Another weekend, another Bootcamp except this one’s different. I flew in to a brand new city all by myself for the first time. I have no clue where everything was; I didn’t know what the venues were like and the type of people that were going to be there. I felt a lot of resistance because of all the uncertainty. Unfamiliarity definitely breeds discomfort.
10pm. Game time.
The program started and off we went. I was at a busy night club with my student and things started out rough. I was trying to teach while my mind was going 1000 miles an hour. “Where’s my student? Where’s the next set? How is he doing? Oh, he’s leaning forward too much! Damn, he has to speak up and I told him to uncross his arms!” There were a lot of things going on in my head. I wanted this guy to have a phenomenal night; that’s why I was already thinking 10 steps ahead as if I could mentally change the circumstances. I became outcome dependent and I felt overwhelmed.
That’s when I sent out a text for some advice.
I read the reply and it was exactly what I needed. I closed my eyes for a moment; I took slow, deep breaths.

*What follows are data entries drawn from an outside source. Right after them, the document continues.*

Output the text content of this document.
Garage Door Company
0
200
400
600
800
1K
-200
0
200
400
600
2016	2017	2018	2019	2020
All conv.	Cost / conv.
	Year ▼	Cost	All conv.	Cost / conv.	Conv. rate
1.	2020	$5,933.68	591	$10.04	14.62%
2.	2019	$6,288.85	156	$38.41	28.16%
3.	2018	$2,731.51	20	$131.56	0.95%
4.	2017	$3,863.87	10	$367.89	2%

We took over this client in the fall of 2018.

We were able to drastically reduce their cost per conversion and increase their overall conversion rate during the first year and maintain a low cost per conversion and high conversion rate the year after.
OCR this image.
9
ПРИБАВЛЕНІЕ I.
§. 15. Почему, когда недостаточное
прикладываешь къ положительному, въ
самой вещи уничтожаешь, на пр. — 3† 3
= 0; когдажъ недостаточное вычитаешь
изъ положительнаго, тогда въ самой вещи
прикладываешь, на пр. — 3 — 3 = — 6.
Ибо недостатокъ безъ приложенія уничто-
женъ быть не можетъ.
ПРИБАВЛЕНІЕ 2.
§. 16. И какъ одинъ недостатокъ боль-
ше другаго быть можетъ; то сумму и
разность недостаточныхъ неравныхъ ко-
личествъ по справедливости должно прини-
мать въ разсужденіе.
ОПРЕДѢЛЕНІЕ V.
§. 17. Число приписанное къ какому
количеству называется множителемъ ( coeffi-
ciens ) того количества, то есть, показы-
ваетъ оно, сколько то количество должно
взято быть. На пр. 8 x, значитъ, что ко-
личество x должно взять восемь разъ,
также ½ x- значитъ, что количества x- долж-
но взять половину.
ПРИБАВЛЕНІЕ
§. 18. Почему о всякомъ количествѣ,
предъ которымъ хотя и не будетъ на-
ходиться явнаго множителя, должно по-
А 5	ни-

I had to take things step by step which allowed me to be in the present moment. I had to eliminate my ego and get validation through the process of what I was doing. I had to let go of anything that tells me otherwise. By being aware of my environment and being assertive at taking action, I knew things were going to work out. It always does. Everything else was out of my control and the only thing I could rely on at any given point was my own emotion. I had to be comfortable, unreactive and action oriented during uncomfortable circumstances. Being somewhere new put myself in a no way out situation for developing courage; I really had no other choice. I didn’t have the safety net of anyone that I knew.

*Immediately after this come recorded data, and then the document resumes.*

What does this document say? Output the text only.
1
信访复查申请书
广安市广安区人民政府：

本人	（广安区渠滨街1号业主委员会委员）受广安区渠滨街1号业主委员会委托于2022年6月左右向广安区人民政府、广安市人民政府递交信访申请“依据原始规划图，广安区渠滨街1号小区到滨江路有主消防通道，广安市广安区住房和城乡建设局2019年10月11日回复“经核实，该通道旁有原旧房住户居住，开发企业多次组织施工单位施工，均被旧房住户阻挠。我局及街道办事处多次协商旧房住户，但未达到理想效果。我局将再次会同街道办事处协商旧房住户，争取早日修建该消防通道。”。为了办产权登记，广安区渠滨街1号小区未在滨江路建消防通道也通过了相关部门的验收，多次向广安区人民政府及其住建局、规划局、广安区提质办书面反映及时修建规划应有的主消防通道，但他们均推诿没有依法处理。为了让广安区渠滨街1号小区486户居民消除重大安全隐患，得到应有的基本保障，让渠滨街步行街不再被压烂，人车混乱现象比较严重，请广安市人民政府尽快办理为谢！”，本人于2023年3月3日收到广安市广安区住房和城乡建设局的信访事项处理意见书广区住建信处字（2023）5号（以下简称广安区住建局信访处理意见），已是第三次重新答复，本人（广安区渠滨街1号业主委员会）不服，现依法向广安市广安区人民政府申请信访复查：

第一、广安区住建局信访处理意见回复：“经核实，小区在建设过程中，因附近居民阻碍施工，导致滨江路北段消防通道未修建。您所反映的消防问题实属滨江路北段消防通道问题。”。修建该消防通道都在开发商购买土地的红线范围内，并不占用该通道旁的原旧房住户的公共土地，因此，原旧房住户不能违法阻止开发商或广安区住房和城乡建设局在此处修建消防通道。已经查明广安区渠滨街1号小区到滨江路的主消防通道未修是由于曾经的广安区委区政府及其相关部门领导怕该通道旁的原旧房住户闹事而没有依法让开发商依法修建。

I made a decision that I was going to embrace the emotion and face the source of why I felt the way I did. I had to face my ego and allow myself to accept things for what it is. I wanted to be a man of solution and integrity. This was something that I would only understand up until I do it. I had to set the bar and make things non-negotiable. I strengthened and reinforced my personal code of ethics on the spot. “Success is the only option.” I said to myself. Through fortitude and perseverance, I was able to be creative with my approach. I knew the difference between a great night and a bad one is the ability to act despite my personal emotions. It’s about looking comfortable whenever uncomfortable.
Ever had a similar experience?
If that’s the case, do yourself a favor and don’t resist the experiences that will give you a brand new emotional spectrum. Perspective is priceless! If you’ve never fucked up, then you’ve never tried anything new. Give yourself the opportunity to show yourself what you’re truly made of. How you respond to weird and awkward experiences will shape your character and develop emotional awareness. The feeling inside your body will manifest in your words and your actions. Whatever you feel, other people feel as well. The world is the external mirror of who you are internally therefore you should view every interaction as feed back. If they think you’re weird, don’t blame them. Instead, take full responsibility and assess your emotions. Let go of anything that tells you: you need to be someone else. Positively re-condition yourself that it feels good to be you.

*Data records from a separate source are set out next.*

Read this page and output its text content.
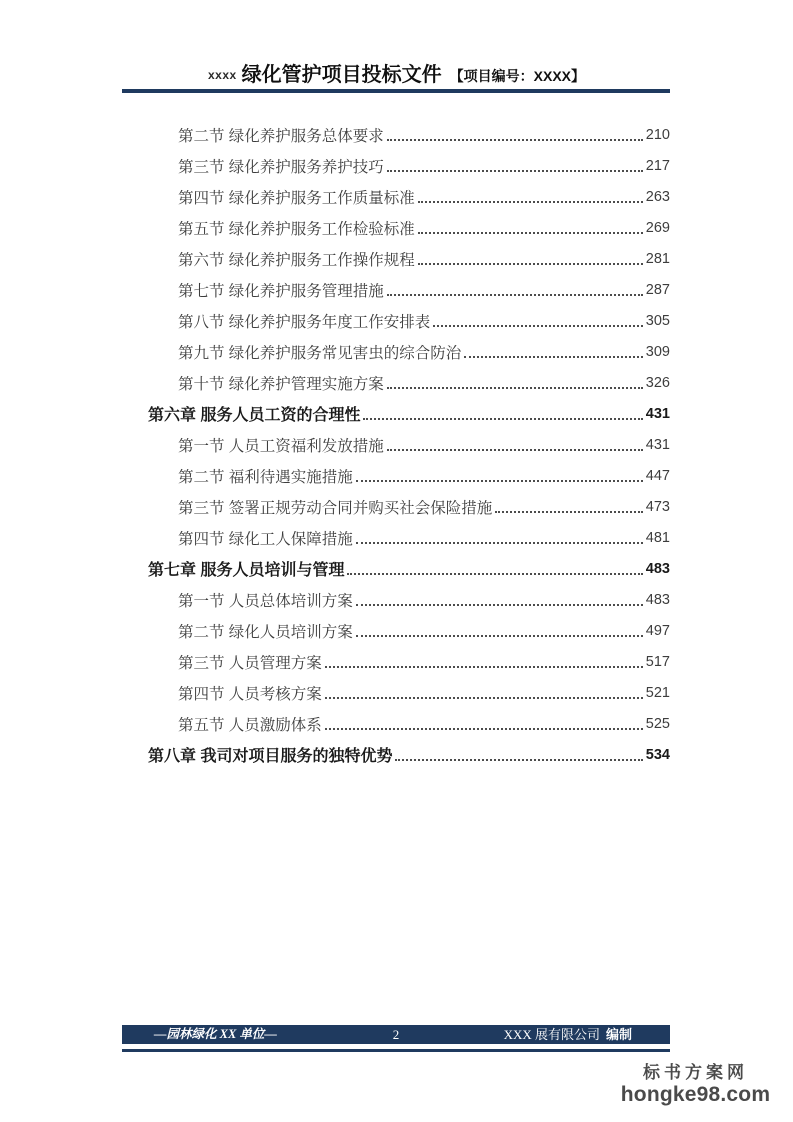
xxxx 绿化管护项目投标文件 【项目编号：XXXX】
第二节 绿化养护服务总体要求	210
第三节 绿化养护服务养护技巧	217
第四节 绿化养护服务工作质量标准	263
第五节 绿化养护服务工作检验标准	269
第六节 绿化养护服务工作操作规程	281
第七节 绿化养护服务管理措施	287
第八节 绿化养护服务年度工作安排表	305
第九节 绿化养护服务常见害虫的综合防治	309
第十节 绿化养护管理实施方案	326
第六章 服务人员工资的合理性	431
第一节 人员工资福利发放措施	431
第二节 福利待遇实施措施	447
第三节 签署正规劳动合同并购买社会保险措施	473
第四节 绿化工人保障措施	481
第七章 服务人员培训与管理	483
第一节 人员总体培训方案	483
第二节 绿化人员培训方案	497
第三节 人员管理方案	517
第四节 人员考核方案	521
第五节 人员激励体系	525
第八章 我司对项目服务的独特优势	534
—园林绿化 XX 单位—	2	XXX 展有限公司 编制
标书方案网
hongke98.com
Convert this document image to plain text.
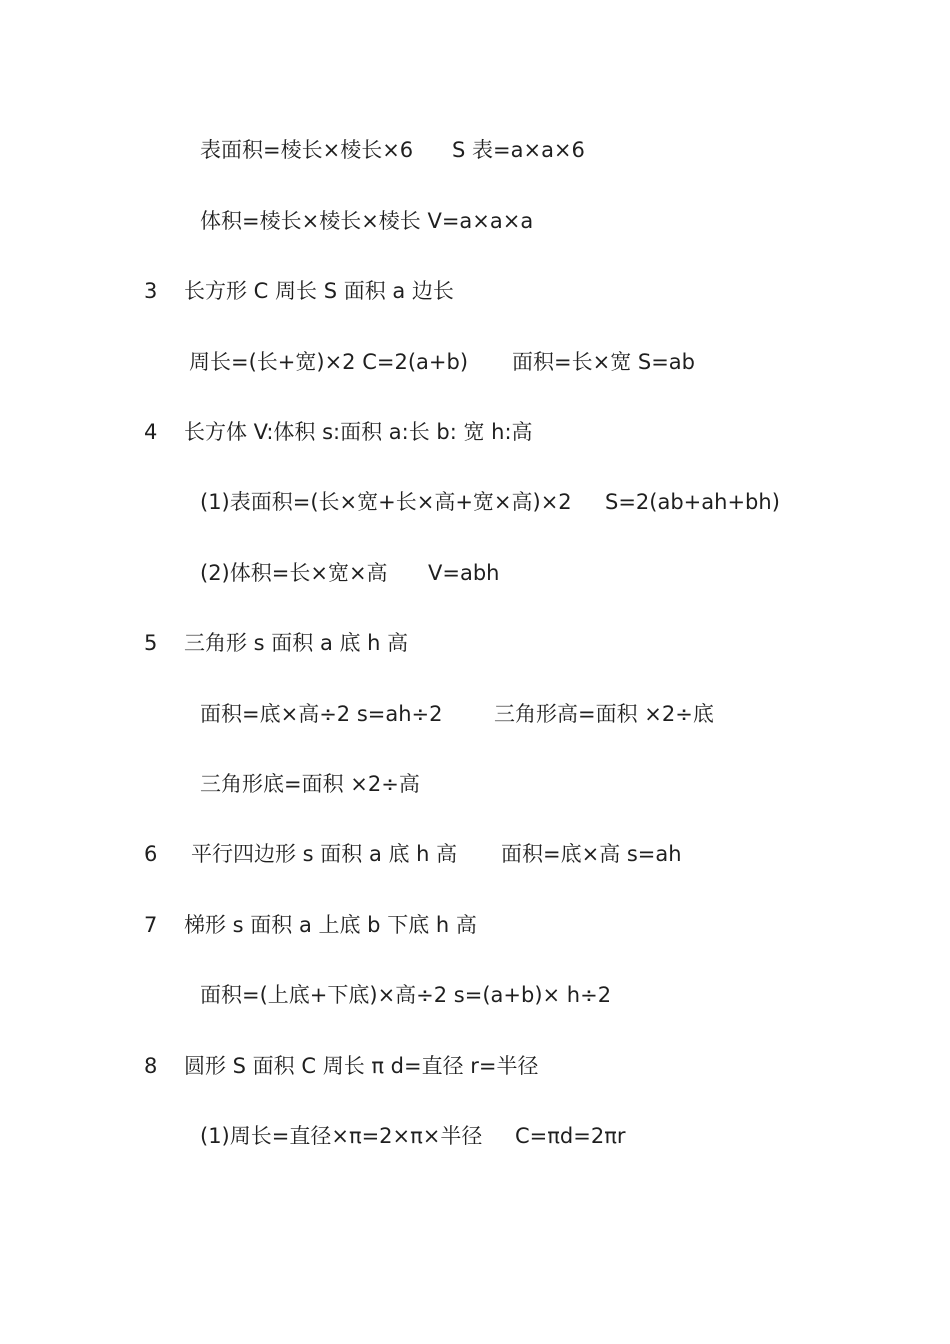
表面积=棱长×棱长×6 S 表=a×a×6
体积=棱长×棱长×棱长 V=a×a×a
3 长方形 C 周长 S 面积 a 边长
周长=(长+宽)×2 C=2(a+b) 面积=长×宽 S=ab
4 长方体 V:体积 s:面积 a:长 b: 宽 h:高
(1)表面积=(长×宽+长×高+宽×高)×2 S=2(ab+ah+bh)
(2)体积=长×宽×高 V=abh
5 三角形 s 面积 a 底 h 高
面积=底×高÷2 s=ah÷2 三角形高=面积 ×2÷底
三角形底=面积 ×2÷高
6 平行四边形 s 面积 a 底 h 高 面积=底×高 s=ah
7 梯形 s 面积 a 上底 b 下底 h 高
面积=(上底+下底)×高÷2 s=(a+b)× h÷2
8 圆形 S 面积 C 周长 π d=直径 r=半径
(1)周长=直径×π=2×π×半径 C=πd=2πr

By being aware of all the things you’ve gone through, you’ll start to form emotional stability. The more insights and reference experiences you have, the more emotional dots you’ll be able to connect. You can’t change or influence something you don’t know about. From all of this, you can pin point where you’re at in the emotional spectrum and act accordingly. If you’re scared, stressed or overwhelmed, it’s all good. Accept it for what it is and consciously shift your focus from your perceived problems to tangible solutions. Break it down and determine your next step. You’re more likely to act if you know what to do next.
If you haven’t actively spent time defining your values and boundaries, the person you are today is who you’ve become not who you really are.